4. Create backup hierarchies: Having different retention policies for daily, weekly, monthly, and yearly backups provides flexibility for recovery options.
5. Test restore procedures regularly: The real test of a backup system is restoration. Practice it regularly.
6. Document everything: When disaster strikes, clear documentation makes recovery faster and less stressful.

Conclusion

Using GitHub Actions for MongoDB backups has been a game-changer for our team. We went from a manual, error-prone process to a fully automated, monitored, and tested backup system that has already proven its value in real-world recovery scenarios.

The combination of scheduled workflows, self-hosted runners, secure credential management, and comprehensive verification provides peace of mind that our data is protected.

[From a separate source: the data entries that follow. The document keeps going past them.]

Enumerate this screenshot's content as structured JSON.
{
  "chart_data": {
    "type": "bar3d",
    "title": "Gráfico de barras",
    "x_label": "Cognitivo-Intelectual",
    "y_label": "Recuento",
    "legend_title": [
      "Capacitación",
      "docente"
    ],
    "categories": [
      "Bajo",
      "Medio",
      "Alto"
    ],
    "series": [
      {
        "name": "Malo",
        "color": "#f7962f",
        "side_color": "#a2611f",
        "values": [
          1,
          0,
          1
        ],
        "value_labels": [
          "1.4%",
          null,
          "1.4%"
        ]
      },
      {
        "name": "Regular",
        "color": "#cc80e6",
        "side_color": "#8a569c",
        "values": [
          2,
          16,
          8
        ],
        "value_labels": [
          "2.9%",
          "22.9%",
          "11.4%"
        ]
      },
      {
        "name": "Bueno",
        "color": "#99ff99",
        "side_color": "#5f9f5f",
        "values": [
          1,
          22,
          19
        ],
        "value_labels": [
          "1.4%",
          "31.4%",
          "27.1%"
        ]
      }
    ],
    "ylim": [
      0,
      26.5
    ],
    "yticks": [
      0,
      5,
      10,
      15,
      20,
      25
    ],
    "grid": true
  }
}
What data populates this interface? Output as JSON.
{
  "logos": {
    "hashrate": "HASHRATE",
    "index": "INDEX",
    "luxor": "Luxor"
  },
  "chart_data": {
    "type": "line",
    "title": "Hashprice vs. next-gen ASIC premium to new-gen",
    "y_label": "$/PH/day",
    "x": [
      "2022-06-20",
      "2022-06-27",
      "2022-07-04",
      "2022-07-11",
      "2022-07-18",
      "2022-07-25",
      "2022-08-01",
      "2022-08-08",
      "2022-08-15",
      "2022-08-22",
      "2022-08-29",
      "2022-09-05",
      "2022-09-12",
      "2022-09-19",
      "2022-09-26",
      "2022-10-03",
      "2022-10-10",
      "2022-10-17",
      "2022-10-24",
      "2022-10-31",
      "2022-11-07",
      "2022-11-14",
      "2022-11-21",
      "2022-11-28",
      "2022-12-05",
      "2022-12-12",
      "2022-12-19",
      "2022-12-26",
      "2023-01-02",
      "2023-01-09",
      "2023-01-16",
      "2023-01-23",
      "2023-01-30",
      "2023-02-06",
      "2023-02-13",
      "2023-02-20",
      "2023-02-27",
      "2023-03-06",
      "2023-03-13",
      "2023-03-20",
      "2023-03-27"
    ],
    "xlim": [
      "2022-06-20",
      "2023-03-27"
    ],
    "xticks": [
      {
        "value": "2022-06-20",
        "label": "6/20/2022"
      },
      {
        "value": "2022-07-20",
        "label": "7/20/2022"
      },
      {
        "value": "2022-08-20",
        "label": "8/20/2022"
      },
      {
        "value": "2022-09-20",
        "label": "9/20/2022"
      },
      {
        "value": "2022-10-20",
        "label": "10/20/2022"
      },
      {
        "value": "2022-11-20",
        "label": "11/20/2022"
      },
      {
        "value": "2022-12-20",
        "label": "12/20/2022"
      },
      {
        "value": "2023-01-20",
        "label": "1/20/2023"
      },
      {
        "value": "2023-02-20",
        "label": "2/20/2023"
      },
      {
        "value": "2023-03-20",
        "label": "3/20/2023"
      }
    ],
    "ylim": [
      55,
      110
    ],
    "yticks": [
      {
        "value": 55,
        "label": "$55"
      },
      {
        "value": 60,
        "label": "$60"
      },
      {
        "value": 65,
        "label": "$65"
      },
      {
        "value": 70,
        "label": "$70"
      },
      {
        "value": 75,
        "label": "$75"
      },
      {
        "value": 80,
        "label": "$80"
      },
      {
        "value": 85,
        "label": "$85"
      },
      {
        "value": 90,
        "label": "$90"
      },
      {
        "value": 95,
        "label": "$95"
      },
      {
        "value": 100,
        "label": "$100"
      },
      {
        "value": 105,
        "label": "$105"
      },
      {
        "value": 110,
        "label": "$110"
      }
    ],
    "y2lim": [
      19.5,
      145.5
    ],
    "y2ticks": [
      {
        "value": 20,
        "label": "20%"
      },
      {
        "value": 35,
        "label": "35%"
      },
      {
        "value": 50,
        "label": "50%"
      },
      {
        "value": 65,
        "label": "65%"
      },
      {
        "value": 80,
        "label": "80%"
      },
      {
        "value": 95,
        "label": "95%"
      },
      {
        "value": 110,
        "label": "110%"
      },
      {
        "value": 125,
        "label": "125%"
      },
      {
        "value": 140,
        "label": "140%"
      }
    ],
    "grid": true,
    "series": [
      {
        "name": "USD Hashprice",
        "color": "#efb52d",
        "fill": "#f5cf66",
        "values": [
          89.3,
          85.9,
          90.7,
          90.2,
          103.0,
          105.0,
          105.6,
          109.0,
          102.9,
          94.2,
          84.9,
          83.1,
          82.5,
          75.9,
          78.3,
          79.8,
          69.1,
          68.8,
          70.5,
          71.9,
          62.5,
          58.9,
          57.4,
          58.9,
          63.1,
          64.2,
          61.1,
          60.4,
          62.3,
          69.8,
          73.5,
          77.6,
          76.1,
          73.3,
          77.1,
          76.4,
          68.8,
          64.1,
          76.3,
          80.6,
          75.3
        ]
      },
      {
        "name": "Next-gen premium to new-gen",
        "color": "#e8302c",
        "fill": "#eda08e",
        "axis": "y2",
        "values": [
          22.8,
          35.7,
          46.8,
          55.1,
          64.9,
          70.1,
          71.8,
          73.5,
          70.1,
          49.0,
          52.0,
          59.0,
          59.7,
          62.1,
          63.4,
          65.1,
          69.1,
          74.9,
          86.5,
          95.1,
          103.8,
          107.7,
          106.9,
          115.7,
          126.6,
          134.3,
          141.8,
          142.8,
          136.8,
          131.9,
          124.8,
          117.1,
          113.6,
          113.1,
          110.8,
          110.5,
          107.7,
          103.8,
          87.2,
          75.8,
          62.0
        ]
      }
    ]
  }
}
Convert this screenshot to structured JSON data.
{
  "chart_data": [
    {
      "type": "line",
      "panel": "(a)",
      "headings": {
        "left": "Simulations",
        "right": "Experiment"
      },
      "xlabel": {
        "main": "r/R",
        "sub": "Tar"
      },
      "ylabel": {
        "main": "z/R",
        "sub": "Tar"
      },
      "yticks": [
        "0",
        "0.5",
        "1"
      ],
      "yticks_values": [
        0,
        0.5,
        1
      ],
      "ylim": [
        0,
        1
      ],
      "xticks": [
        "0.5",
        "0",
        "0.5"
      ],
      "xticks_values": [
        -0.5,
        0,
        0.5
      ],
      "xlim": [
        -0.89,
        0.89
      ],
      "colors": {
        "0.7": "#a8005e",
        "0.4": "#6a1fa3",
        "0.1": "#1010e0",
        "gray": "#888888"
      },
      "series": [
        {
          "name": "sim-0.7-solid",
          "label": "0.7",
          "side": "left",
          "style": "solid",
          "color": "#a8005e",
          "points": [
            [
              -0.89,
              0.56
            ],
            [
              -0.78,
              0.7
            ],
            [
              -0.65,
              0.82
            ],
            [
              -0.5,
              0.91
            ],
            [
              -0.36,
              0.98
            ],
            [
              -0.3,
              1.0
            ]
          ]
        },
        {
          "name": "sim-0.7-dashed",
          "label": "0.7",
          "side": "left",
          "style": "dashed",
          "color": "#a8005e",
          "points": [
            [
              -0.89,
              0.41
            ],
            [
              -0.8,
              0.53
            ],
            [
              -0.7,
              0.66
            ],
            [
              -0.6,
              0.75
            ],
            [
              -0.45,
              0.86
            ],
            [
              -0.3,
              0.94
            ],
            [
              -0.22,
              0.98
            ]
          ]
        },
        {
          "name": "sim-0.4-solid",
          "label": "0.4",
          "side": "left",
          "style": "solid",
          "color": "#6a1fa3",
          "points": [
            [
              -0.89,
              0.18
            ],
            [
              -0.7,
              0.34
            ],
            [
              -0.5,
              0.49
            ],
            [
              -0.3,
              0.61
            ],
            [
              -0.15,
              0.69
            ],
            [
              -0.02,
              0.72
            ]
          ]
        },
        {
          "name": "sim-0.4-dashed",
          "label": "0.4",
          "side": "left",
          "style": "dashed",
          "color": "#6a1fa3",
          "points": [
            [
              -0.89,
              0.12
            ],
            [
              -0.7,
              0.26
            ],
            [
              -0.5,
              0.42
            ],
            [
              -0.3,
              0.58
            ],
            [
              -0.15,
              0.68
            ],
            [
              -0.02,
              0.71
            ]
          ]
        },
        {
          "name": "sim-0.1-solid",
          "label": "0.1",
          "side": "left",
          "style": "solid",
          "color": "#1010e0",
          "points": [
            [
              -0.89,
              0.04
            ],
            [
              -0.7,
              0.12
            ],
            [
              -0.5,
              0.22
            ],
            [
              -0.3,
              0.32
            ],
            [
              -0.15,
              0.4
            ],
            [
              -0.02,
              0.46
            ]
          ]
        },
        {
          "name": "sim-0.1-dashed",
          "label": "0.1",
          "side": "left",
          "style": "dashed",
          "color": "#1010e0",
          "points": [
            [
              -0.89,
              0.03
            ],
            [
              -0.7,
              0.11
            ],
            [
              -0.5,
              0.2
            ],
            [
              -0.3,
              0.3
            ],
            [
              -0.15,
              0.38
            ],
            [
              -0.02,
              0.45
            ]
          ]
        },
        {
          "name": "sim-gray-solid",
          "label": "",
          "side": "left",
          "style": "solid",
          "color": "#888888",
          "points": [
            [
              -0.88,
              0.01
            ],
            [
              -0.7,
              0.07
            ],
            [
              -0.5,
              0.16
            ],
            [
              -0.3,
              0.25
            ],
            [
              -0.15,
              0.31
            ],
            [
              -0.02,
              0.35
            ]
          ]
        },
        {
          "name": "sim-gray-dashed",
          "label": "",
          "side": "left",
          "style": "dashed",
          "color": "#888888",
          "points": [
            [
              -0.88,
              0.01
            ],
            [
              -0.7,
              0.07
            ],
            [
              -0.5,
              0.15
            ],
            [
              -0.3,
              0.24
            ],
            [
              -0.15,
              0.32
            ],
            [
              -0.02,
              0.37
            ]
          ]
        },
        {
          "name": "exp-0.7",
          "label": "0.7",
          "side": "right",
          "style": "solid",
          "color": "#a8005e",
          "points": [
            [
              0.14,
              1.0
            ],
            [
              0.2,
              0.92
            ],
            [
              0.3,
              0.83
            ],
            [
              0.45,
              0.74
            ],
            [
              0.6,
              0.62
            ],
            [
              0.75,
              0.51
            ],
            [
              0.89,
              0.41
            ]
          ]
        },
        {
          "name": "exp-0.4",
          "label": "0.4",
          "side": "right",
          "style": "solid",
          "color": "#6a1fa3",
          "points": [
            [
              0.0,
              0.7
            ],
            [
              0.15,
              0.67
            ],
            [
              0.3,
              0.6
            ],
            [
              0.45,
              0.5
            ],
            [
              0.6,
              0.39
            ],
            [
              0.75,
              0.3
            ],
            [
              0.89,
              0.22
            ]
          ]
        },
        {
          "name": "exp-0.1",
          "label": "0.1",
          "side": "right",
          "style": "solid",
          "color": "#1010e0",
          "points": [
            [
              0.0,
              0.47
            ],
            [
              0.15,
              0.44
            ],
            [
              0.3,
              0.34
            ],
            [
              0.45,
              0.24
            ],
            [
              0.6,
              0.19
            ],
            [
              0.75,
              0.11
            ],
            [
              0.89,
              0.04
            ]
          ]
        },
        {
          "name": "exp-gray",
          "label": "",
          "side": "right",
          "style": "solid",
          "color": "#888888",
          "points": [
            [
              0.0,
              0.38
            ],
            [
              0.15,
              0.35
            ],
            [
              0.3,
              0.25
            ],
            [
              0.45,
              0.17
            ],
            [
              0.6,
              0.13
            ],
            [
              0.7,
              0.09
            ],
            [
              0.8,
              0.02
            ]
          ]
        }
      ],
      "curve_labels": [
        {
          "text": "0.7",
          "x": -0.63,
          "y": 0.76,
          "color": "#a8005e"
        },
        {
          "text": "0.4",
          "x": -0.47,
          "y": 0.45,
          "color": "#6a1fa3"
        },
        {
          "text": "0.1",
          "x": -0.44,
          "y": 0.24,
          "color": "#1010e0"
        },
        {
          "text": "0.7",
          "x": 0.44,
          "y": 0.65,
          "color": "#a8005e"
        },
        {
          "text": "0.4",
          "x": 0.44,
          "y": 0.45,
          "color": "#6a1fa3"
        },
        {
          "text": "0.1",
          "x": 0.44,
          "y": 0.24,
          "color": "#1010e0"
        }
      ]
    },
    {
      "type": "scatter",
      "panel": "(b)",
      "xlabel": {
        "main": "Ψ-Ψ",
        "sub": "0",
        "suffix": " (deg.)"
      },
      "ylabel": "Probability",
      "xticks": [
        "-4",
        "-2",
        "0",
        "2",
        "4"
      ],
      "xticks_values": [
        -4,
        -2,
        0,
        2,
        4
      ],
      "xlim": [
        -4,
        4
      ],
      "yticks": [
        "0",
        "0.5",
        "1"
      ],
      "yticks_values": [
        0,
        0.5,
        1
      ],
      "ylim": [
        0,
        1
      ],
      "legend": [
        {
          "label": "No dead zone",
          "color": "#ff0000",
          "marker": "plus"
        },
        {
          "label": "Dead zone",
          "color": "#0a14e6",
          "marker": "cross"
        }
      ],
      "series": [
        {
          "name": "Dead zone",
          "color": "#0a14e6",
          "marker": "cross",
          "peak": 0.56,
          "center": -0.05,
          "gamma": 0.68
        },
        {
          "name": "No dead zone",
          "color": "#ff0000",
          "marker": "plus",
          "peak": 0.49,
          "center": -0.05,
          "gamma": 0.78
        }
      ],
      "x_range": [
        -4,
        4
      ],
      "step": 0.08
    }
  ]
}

The added benefits of version-controlled backup configurations and integration with our existing CI/CD system make GitHub Actions an excellent choice for database backups.

If your team is already using GitHub, I highly recommend leveraging GitHub Actions for critical operational tasks like database backups. The investment in setting up proper automation will pay dividends the first time you need to recover from a data issue—and you will eventually need to recover, it's just a matter of when.